Pour moi, le modèle dominant de l'affiche à la française, aujourd'hui, cest Roman Cicelewicz. Il a été d'une influence considérable sur les Grapus et sur toute "l'école Grapus". Je crois que c'est dans cette veine-là, que se situe cette définition de l'affiche à la française. Pas dans la typographie. il y a des graphistes qui sont rebelles à ce modèle dominant. Les typographes ici, sont dans le désert.
Anne-Marie Sauvage
Conservateur de la Bibliothèque Nationale,
Départements des Estampes.

 
Moi je trouve que cette nouvelle école tourne le dos à la tradition française. C'est un travail qui emploie des moyens forts, tandis que les affichistes français étaient sages. Cassandre, ce nétait pas un révolutionnaire. Cette appellation d'affiche à la française est ambigüe mais accrocheuse. Cela définit bien le travail fait en France même s'il n'y a pas de lien avec la tradition.
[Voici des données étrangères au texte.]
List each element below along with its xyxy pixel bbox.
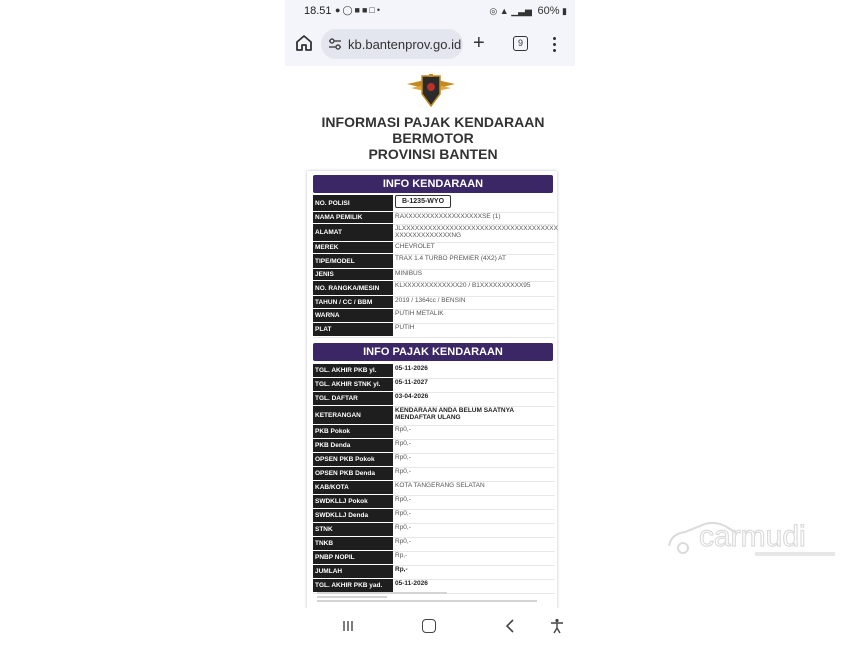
table-row [313,439,555,454]
row-label: OPSEN PKB Pokok [313,453,393,466]
row-value: 05-11-2026 [395,365,428,372]
row-value: Rp,- [395,552,408,559]
table-row [313,453,555,468]
row-value: KOTA TANGERANG SELATAN [395,482,485,489]
row-label: NO. RANGKA/MESIN [313,281,393,295]
table-row [313,364,555,379]
svg-text:carmudi: carmudi [699,520,806,553]
tab-switcher-button[interactable]: 9 [513,36,528,51]
new-tab-icon[interactable]: + [473,32,485,54]
recent-apps-icon[interactable] [342,620,354,632]
chat-bubble-icon: ● [335,5,343,15]
row-value: Rp0,- [395,524,411,531]
table-row [313,323,555,338]
row-label: KETERANGAN [313,406,393,424]
table-row [313,309,555,324]
row-label: ALAMAT [313,224,393,241]
banten-emblem-logo [405,72,457,112]
row-value: Rp0,- [395,510,411,517]
row-label: JUMLAH [313,565,393,578]
row-value: 2019 / 1364cc / BENSIN [395,297,466,304]
row-label: TGL. AKHIR PKB yl. [313,364,393,377]
dot-icon: • [376,5,382,15]
browser-toolbar [285,22,575,66]
table-row [313,565,555,580]
row-label: TGL. DAFTAR [313,392,393,405]
table-row [313,425,555,440]
row-value: PUTIH METALIK [395,310,444,317]
row-value: 05-11-2026 [395,580,428,587]
row-label: WARNA [313,309,393,322]
row-value: MINIBUS [395,270,423,277]
row-value: KENDARAAN ANDA BELUM SAATNYA MENDAFTAR ULANG [395,407,514,421]
row-label: PKB Pokok [313,425,393,438]
title-line: INFORMASI PAJAK KENDARAAN [321,114,545,130]
table-row [313,392,555,407]
row-label: PLAT [313,323,393,336]
row-label: TNKB [313,537,393,550]
table-row [313,296,555,310]
table-row [313,281,555,297]
url-text[interactable]: kb.bantenprov.go.id [348,37,462,52]
row-value: PUTIH [395,324,415,331]
table-row [313,537,555,552]
wifi-icon: ▲ [499,6,509,16]
row-label: KAB/KOTA [313,481,393,494]
row-value: Rp0,- [395,538,411,545]
carmudi-watermark-logo [665,512,845,562]
notification-icons [335,5,382,16]
phone-screen [285,0,575,645]
row-value: Rp0,- [395,426,411,433]
table-row [313,495,555,510]
status-time: 18.51 [304,5,332,17]
home-nav-icon[interactable] [422,619,436,633]
row-label: NAMA PEMILIK [313,212,393,223]
facebook-icon: ■ [354,5,362,15]
vehicle-info-heading: INFO KENDARAAN [313,175,553,193]
back-icon[interactable] [505,619,515,633]
row-value: Rp0,- [395,496,411,503]
address-bar[interactable] [321,29,463,59]
signal-icon: ▁▃▅ [511,6,532,16]
alarm-icon: ◎ [489,6,498,16]
home-icon[interactable] [295,34,313,52]
row-label: OPSEN PKB Denda [313,467,393,480]
row-label: PNBP NOPIL [313,551,393,564]
table-row [313,523,555,538]
table-row [313,551,555,566]
table-row [313,195,555,213]
table-row [313,254,555,270]
table-row [313,406,555,426]
battery-percent: 60% [537,5,560,17]
row-value: Rp0,- [395,440,411,447]
title-line: PROVINSI BANTEN [368,146,498,162]
row-label: TGL. AKHIR STNK yl. [313,378,393,391]
row-label: TAHUN / CC / BBM [313,296,393,308]
row-label: MEREK [313,242,393,253]
row-value: CHEVROLET [395,243,435,250]
row-value: KLXXXXXXXXXXXXX20 / B1XXXXXXXXXX95 [395,282,531,289]
tax-info-card [307,171,557,608]
row-value: RAXXXXXXXXXXXXXXXXXXSE (1) [395,213,501,220]
row-value [395,196,555,208]
row-value: Rp0,- [395,454,411,461]
row-label: SWDKLLJ Pokok [313,495,393,508]
system-icons [489,5,567,17]
row-value: Rp0,- [395,468,411,475]
row-value: 05-11-2027 [395,379,428,386]
row-label: TGL. AKHIR PKB yad. [313,579,393,592]
row-label: PKB Denda [313,439,393,452]
title-line: BERMOTOR [392,130,474,146]
row-label: NO. POLISI [313,195,393,211]
tax-info-heading: INFO PAJAK KENDARAAN [313,343,553,361]
row-value: JLXXXXXXXXXXXXXXXXXXXXXXXXXXXXXXXXXXXX XXXXXXXXXXXXXNG [395,225,558,239]
site-settings-icon[interactable] [328,37,342,51]
instagram-icon: □ [369,5,377,15]
row-label: JENIS [313,269,393,280]
table-row [313,224,558,243]
row-value: 03-04-2026 [395,393,429,400]
table-row [313,467,555,482]
status-bar [285,0,575,22]
battery-icon: ▮ [562,6,567,16]
more-menu-icon[interactable] [551,35,557,53]
facebook-icon: ■ [361,5,370,15]
accessibility-icon[interactable] [550,618,564,634]
page-title [285,114,575,162]
table-row [313,481,555,496]
web-page [285,66,575,608]
whatsapp-icon: ◯ [342,5,355,15]
android-nav-bar [285,608,575,645]
row-label: SWDKLLJ Denda [313,509,393,522]
table-row [313,378,555,393]
row-value: TRAX 1.4 TURBO PREMIER (4X2) AT [395,255,507,262]
row-label: STNK [313,523,393,536]
row-value: Rp,- [395,566,408,573]
row-label: TIPE/MODEL [313,254,393,268]
plate-number-box: B-1235-WYO [395,195,451,208]
fine-print [317,592,547,602]
table-row [313,509,555,524]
Mais il faut dire que la France est cassée en deux. D'un côté la publicité dans le déclin complet, la médiocrité, un océan de platitude ; et de l'autre des forces qui bougent et cela est réjouissant. C'est pour l'instant, naissant mais on a déjà vu des petites actions, aboutirent à des choses importantes.
Christophe Zagrodski
Conservateur au Musée de la Publicité, Paris.